Acabado el arroz con carne se marchan, menos el vendedor ambulante que pone la maleta mayor encima de una de las mesas. La vieja lo llama. Él cena. Vuelve de la cocina con el trapo de tapar la jaula. El interior de la maleta muestra la suavidad de los plásticos, el olor de los plásticos, los colores de los plásticos. El vendedor los palpa, abre una caja llena de navajas, saca una, pequeña, del bolsillo trasero del pantalón, cincuenta escudos más. Con las lámparas encendidas o en la oscuridad total el sótano se confunde con una planta baja o un primer piso. Él mira. Una luz sobrenatural envuelve el billete y la navaja -el poder, el poder de comprar naranjas de la cesta, el hacer pedazos las colillas con una cuchilla, el poder (para los otros) de Rosalía arrodillada. Por la puerta entran los sonidos de su ciudad-campo, azulados de noche. El billete y la navaja están en la mesa apetecibles como (para él, no) Rosalía.

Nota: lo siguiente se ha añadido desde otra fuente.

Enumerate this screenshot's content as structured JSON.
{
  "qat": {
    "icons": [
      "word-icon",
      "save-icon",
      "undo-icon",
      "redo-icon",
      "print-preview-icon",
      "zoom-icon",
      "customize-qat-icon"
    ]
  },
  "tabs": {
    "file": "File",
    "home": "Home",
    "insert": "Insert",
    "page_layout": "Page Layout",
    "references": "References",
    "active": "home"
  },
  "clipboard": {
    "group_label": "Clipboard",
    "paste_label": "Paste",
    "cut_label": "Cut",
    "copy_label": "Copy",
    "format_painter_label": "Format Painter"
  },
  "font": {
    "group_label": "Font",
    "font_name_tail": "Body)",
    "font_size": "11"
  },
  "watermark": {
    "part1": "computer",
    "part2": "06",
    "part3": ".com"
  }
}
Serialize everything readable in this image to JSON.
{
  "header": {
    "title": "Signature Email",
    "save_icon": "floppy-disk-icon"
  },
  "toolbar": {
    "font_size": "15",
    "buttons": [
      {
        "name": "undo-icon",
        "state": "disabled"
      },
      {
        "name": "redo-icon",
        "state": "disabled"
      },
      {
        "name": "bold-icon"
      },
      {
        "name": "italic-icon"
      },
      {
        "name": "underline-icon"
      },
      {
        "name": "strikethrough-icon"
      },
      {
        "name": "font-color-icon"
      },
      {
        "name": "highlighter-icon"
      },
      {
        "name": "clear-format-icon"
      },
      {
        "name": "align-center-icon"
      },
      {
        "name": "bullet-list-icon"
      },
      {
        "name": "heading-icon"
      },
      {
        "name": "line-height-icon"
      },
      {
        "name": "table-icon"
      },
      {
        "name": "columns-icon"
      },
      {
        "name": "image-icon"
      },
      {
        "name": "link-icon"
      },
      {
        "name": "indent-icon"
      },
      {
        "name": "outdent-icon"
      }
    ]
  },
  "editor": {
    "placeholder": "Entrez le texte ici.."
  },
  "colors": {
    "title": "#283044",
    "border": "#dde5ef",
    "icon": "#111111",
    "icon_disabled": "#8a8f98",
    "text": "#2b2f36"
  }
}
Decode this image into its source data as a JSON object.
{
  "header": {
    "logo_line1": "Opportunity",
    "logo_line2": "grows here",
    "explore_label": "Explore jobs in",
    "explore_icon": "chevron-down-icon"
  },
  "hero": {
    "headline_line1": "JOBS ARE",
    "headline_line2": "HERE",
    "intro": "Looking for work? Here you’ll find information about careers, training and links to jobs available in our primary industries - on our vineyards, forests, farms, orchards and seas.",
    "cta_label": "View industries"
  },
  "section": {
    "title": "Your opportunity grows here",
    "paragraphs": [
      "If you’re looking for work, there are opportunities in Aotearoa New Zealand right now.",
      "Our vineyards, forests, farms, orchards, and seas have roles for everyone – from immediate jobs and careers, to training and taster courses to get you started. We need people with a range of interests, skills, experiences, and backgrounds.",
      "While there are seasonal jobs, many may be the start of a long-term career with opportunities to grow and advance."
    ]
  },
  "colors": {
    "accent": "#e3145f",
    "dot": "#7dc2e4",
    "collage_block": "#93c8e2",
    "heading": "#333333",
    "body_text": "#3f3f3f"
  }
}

Descarga el muñón del puño en la nuca del vendedor, que emite un sonido dolorido y breve. El perro de Rosalía se detiene en los peldaños, olisquea amorosamente el suelo. Es un bohemio, malográndose igual que ella, blanco, con un mechón de pelo rojizo y lacio al final del lomo, junto a la cola. Él lo ahuyenta. Coge, entre el cinturón y la camisa, el billete y la navaja. Al inclinarse, el mango le protege el tronco. Sin embargo, insiste, atraído por el imán del cuerpo caído, inmóvil por desmayado o muerto, a los pies de la mesa donde campea la pulpa falsa de los plásticos.

Llega la vieja.

-Mire, mire.

Ella le quita el trapo del brazo, tapa la jaula.

-¿Qué?

Se encuentra con el perro.

-¿Qué?

Vuelve la cabeza al medio de la sala, donde irradia la luz objetiva. Y empieza a lloriquear en cuclillas, a la cabecera del hombre que sangra por las ventanas de la nariz, evocando la boca de un jarro de vino volcado. Pero vive. Balbucea. Pasos puntiagudos de saltos se introducen por el respiradero, después otros, planos e insexuados, de pies descalzos.

-Ve a la cocina, ve -dice la vieja.

Lo cierra con llave. Él apoya la cabeza en la ventana, contempla la luna que desnaturaliza el huerto. Los trozos de papel son luz de luna congelada. El perro de Rosalía se distancia en el sentido del árbol y él lo llama tamborileando con las uñas en el cristal. El perro se aproxima, vuelve sobre sus pasos, busca de nuevo el limonero. La sirena lanza su canto de cigarra imperfecta. Un hombre se ha apoyado en el muro para vigilarlo.

Él se sienta, a esperar enfrente de la chimenea donde se acumulan la vajilla por lavar, cristalizado en su propio sufrimiento. Rosalía resurgirá por medio del agua caliente que reseca los dedos, las escenas pastoriles de los platos.

Abren la puerta.

-Ay Dios, ay Dios. Es una desgracia, una desgracia -llora una lágrima que se frunce en la arruga de su mirada de vieja.